Прежде всего я хочу сказать, что, со своей стороны, целиком поддерживаю понятие памяти без воспоминаний. И что, по моему мнению, Сезар Ботелла, отталкиваясь от этого понятия, предлагает интересный взгляд на теорию и практику современного психоанализа. При этом в статье Ботелла многое требует обсуждения. Я рассмотрю три основных момента, надеясь тем самым скорее прояснить ключевые вопросы, нежели прийти к каким-либо окончательным выводам. Сначала я скажу непосредственно о фрейдовском понятии припоминания, далее рассмотрю так называемую археологическую модель и, наконец, запрос Ботелла на обновление психоаналитического метода.
Память без воспоминаний и фрейдовская идея «припоминания»

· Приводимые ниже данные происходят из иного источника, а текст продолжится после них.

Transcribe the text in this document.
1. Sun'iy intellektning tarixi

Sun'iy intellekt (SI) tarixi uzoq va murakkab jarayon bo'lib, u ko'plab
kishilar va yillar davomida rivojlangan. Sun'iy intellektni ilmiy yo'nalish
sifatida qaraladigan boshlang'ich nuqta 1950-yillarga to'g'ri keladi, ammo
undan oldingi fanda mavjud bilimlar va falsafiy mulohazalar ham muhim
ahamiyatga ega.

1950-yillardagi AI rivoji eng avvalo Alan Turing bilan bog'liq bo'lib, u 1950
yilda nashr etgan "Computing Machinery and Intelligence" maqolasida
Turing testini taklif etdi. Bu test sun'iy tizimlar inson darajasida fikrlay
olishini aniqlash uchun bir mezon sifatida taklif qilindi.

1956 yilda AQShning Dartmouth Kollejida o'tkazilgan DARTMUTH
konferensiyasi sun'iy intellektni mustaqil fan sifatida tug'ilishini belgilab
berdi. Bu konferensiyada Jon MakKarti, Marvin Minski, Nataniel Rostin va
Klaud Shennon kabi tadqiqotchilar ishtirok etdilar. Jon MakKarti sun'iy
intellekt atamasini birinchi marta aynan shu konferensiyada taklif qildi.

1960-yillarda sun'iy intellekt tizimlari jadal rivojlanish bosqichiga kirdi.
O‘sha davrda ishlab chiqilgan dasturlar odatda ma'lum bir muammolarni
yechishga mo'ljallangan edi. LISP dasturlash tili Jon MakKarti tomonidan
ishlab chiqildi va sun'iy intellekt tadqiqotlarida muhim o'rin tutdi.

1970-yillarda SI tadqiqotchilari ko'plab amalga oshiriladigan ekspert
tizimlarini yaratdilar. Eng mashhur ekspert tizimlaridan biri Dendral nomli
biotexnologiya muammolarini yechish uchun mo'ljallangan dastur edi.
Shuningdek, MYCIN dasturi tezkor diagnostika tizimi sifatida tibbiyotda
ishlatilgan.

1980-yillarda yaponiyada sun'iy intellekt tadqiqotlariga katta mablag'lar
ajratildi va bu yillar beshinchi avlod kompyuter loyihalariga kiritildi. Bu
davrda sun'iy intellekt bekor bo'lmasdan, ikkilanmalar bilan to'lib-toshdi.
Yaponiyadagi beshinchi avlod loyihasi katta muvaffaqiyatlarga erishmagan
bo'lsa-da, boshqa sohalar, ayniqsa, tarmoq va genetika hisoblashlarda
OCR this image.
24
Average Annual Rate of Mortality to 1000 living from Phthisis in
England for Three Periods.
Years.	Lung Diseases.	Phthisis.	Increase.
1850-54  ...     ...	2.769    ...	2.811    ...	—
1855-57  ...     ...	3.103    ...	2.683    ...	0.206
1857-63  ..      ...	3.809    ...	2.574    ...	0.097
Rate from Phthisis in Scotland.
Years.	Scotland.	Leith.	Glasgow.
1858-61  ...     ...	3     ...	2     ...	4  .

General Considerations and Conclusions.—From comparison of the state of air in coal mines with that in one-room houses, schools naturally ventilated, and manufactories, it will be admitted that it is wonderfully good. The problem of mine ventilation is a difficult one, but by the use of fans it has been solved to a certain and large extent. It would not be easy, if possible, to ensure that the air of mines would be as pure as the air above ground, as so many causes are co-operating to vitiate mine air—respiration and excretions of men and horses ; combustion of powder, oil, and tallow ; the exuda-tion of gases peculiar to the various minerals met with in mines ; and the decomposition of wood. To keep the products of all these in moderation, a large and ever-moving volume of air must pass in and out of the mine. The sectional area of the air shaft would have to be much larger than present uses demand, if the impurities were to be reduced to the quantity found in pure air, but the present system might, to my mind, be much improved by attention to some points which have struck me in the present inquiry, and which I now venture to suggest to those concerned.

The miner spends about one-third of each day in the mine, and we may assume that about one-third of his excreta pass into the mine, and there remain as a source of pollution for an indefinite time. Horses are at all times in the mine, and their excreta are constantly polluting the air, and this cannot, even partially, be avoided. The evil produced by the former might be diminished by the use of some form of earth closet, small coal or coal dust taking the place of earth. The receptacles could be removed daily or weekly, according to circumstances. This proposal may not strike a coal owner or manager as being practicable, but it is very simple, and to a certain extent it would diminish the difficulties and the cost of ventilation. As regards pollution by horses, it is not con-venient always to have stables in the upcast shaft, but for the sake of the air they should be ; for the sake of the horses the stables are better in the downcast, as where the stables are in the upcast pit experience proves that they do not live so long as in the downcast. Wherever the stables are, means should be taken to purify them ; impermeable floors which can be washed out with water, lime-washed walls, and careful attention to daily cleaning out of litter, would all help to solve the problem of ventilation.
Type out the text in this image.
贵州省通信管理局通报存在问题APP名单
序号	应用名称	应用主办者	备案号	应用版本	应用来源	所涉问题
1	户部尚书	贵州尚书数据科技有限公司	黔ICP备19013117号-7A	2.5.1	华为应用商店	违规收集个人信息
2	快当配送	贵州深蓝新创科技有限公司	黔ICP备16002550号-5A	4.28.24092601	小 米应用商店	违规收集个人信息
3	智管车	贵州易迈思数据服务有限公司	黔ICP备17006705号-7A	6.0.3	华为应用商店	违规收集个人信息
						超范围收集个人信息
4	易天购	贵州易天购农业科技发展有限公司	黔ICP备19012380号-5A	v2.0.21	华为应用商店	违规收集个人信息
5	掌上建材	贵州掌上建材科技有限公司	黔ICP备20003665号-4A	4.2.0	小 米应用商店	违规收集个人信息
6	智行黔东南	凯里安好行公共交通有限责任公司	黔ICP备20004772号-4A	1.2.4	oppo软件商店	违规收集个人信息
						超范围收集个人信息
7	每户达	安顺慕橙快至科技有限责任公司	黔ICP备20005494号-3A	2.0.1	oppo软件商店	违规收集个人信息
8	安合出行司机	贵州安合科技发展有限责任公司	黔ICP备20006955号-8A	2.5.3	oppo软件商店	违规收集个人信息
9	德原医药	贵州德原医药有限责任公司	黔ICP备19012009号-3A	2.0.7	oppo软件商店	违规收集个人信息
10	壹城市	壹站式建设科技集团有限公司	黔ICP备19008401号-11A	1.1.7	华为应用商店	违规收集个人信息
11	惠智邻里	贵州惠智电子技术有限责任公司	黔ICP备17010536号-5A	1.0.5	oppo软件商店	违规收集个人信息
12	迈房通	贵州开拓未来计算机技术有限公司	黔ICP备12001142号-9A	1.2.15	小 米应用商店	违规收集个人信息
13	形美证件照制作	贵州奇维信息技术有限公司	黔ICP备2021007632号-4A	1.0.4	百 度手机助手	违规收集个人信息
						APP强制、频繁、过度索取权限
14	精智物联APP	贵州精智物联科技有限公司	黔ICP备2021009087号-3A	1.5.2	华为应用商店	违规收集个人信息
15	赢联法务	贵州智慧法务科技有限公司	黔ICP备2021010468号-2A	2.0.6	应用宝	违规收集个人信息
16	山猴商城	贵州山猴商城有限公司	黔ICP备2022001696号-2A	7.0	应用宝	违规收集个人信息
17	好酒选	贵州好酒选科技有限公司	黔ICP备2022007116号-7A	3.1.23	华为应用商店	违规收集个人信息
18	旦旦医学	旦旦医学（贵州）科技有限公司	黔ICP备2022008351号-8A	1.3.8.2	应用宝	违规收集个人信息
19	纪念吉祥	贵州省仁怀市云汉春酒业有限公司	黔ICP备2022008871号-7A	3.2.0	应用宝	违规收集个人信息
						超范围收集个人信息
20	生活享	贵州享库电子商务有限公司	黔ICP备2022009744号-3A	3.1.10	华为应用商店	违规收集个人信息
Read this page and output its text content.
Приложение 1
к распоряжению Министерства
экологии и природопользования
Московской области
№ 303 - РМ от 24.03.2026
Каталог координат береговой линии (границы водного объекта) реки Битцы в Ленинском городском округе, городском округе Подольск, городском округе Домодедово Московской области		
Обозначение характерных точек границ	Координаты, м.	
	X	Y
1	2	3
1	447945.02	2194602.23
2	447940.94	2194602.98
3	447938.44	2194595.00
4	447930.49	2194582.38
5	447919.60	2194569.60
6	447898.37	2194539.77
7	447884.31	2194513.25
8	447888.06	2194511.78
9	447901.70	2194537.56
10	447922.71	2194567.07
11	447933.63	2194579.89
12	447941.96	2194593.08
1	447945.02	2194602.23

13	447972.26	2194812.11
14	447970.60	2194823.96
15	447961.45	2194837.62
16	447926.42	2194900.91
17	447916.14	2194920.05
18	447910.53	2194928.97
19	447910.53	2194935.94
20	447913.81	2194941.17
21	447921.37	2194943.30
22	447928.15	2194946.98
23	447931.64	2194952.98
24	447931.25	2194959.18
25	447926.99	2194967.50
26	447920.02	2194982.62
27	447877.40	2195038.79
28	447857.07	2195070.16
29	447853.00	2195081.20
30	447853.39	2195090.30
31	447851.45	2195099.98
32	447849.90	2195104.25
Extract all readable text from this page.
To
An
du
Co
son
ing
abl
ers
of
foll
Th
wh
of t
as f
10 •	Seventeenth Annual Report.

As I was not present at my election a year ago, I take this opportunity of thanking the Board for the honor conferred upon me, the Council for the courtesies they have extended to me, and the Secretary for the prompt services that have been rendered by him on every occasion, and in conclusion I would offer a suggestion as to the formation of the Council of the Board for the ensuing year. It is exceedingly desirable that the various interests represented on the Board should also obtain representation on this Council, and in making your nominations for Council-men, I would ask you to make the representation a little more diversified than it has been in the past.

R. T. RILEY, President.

Сегодня невозможно отрицать существование памяти без воспоминаний. Сам Фрейд вполне отдавал себе в этом отчет: по его словам, некоторые пациенты в анализе ведут себя как подопытные, которые повинуются внушению, полученному под гипнозом, и действуют соответственно, в то же время не помня о том, что получили указания по этому поводу. Об этой категории пациентов он писал: «Мы можем сказать, что анализируемый вообще не вспоминает ничего забытого и вытесненного, а проделывает это. Он репродуцирует это не как воспоминание, а как действие, он воспроизводит это, разумеется, сам того не зная, что он воспроизводит» (Freud, 1914, p. 150; см. также: Фрейд, 1914/2000). Как точно отмечает Стрейчи, ту же идею он высказывал почти десятью годами ранее в постскриптуме к случаю Доры (Freud, 1905, p. 119). В отношении нервных механизмов память такого рода, которую подразумевает фрейдовское понятие «повторение», соответствует такому феномену, широко признанному сегодня в области когнитивной нейронауки, как имплицитная или «не проявляющаяся» память. Философ Анри Бергсон в более общих чертах давно предположил (1896) ее существование, заметив, что человек способен прочитать стихотворение наизусть несмотря на то, что не сохранил никаких воспоминаний о том, когда он его заучил. Намного позже другой философ, Гилберт Райл, провел различие между «знать как» и «знать что», а работа Бренды Милнер с «пациентом H.M.»[51] показала, что даже при поражении головного мозга, вызвавшем амнестический синдром, пациент сохраняет способность приобретать новые навыки, хотя и не помнит о том, что узнал нечто новое (см.: Milner et al., 1998).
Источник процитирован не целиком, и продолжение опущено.